I was the youngest of five children with two parents who walked with the Lord in very different ways. My mother was a deep thinker, an avid studier, and one who would scuba dive into the Scriptures and get lost in their unending depth. My father was a happy-go-lucky, life-of-the-party, lover of God, who embraced the simplicity and clarity of the Bible, and skipped on his tiptoes in delight around the shallow shores of its banks. We did not have family worship often, but they really tried. If I wanted, I could write some great comedy sketches of what took place when these two tried to impress spiritual truth together to us kids. Daddy would attempt to keep it simple and short, but invariably, mother would begin to wax on in the depths. I can even remember my father trying to stay awake—his eyes drifting in sleepiness, his jumping back to consciousness, his rolling of the neck trying to stay with us—this naturally caused my mother to fall to pieces and doubt his sincerity.
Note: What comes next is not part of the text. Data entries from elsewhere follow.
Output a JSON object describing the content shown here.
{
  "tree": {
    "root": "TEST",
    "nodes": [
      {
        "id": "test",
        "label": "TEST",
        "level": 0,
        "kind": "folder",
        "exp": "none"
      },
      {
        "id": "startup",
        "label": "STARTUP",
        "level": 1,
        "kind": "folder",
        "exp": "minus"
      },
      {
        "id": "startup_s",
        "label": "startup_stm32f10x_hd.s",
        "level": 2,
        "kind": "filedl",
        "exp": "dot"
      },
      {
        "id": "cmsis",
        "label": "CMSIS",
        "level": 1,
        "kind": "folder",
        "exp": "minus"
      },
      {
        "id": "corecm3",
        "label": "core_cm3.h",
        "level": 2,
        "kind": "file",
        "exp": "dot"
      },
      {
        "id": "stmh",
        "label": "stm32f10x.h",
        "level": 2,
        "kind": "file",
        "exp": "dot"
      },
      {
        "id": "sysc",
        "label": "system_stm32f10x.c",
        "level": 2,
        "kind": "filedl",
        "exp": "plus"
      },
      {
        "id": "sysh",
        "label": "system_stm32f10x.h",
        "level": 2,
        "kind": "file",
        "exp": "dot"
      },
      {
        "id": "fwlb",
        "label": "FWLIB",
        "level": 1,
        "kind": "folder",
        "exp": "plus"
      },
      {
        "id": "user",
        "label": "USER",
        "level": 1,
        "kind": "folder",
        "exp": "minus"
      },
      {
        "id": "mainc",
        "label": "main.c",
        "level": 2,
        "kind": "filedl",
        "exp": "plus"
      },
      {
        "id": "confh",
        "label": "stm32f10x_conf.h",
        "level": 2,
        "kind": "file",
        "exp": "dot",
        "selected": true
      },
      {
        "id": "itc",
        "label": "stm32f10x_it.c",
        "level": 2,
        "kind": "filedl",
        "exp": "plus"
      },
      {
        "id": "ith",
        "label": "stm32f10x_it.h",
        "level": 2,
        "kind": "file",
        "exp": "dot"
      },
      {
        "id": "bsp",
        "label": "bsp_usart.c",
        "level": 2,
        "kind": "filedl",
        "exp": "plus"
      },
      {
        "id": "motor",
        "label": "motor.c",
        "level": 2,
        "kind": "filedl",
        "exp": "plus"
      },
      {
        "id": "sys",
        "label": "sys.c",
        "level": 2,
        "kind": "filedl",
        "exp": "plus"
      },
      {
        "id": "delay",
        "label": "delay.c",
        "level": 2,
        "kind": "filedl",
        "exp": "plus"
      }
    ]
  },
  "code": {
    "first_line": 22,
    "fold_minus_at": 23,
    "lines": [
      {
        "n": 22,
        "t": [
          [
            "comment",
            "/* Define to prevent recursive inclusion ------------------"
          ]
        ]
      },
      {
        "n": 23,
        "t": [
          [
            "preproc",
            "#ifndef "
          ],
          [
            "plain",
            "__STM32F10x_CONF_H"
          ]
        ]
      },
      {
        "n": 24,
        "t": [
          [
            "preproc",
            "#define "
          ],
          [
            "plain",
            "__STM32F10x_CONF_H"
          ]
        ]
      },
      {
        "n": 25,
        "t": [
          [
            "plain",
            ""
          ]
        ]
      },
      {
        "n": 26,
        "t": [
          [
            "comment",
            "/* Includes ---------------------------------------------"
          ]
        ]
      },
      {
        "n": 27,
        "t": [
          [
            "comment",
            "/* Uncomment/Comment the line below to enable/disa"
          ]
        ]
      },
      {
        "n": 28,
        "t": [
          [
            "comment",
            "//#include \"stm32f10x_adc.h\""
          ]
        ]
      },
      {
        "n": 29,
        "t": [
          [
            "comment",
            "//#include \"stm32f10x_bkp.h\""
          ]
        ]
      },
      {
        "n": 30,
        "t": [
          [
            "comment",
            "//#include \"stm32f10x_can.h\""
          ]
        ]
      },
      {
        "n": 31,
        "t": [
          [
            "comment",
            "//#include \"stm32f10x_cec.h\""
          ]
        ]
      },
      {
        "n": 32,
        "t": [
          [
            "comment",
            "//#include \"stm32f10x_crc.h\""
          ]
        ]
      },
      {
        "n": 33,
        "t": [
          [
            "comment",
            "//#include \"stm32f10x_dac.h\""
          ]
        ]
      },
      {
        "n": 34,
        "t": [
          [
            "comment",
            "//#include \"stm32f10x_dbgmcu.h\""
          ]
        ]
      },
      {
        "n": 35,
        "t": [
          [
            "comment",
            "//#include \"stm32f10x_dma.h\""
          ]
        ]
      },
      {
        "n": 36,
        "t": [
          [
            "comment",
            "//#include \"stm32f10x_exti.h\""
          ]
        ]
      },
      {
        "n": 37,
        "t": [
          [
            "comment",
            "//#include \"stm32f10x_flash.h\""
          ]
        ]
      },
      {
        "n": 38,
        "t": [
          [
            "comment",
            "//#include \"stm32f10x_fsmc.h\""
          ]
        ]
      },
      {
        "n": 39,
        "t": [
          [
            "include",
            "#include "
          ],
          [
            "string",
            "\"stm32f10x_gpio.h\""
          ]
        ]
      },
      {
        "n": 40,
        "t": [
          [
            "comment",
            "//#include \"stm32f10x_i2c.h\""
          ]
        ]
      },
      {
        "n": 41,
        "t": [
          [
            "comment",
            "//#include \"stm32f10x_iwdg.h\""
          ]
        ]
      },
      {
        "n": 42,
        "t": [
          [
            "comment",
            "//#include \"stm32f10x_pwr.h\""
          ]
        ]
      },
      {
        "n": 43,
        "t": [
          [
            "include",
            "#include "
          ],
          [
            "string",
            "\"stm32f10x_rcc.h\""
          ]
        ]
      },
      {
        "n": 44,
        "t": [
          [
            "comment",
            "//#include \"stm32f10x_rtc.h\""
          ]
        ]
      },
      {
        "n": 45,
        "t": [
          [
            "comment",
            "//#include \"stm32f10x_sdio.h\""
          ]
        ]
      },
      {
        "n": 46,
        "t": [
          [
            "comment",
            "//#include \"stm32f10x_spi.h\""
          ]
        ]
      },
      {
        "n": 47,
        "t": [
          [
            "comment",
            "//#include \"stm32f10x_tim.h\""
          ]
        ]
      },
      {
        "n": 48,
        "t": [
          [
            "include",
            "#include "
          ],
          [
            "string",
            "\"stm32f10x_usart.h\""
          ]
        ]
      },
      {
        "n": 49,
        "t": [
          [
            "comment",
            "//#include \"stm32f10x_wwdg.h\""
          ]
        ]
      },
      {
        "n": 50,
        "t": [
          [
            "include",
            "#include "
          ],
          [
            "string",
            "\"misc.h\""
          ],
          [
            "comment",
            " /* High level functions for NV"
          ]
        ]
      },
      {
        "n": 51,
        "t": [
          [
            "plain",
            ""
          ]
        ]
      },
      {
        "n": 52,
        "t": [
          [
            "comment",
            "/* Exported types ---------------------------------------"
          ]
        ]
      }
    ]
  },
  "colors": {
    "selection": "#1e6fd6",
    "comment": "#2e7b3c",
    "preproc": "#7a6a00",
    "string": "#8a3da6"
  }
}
To us kids, it was just plain funny, though we dared not laugh.

When I married and had children of my own, I knew we needed some kind of family devotion time, but my personal experiences conjured up visions of painfully long lectures and sporadic attempts. We wanted to point our children to the Lord and pray with them, but we wanted it to be meaningful and never beyond their understanding. With our always changing schedules, we could not set aside one particular night, and I refused to attempt it every night. (I could see my father’s eyes rolling into the back of his head at the thought.) So, on occasion, we would use an object lesson we might have seen, and it would often spark good discussion and a chance to teach spiritual truth. Our biggest goal was simply to model it before them.

Our focus on family teaching became based around Deuteronomy 6:6-7, “These words that I am giving you today are to be in your heart. Repeat them to your children. Talk about them when you sit in your house and when you walk along the road, when you lie down and when you get up” (CSB). We realized that teachable moments, though brief, were always around us. A sunset, a meteor shower, a failure, a flower, a delicious meal, friends, enemies . . . these daily occurrences offered awesome opportunities to give nuggets of truth that were immediately applicable.

The best worship service we ever experienced was while camping at Yellowstone National Park. There was a Sunday morning service at the amphitheater, and as the humble college dude was attempting to give his devotion, two massive elk were behind him in the field butting heads and fighting. He finally said, “Rather than continue to speak of God’s glory, why don’t I just stand aside and let us watch it in action.” Wow . . . it was awesome! What was the lesson? God made elk! Big elk! They are incredible! So . . . God, the Creator, He’s incredible too! Great object lesson that day that we will never forget!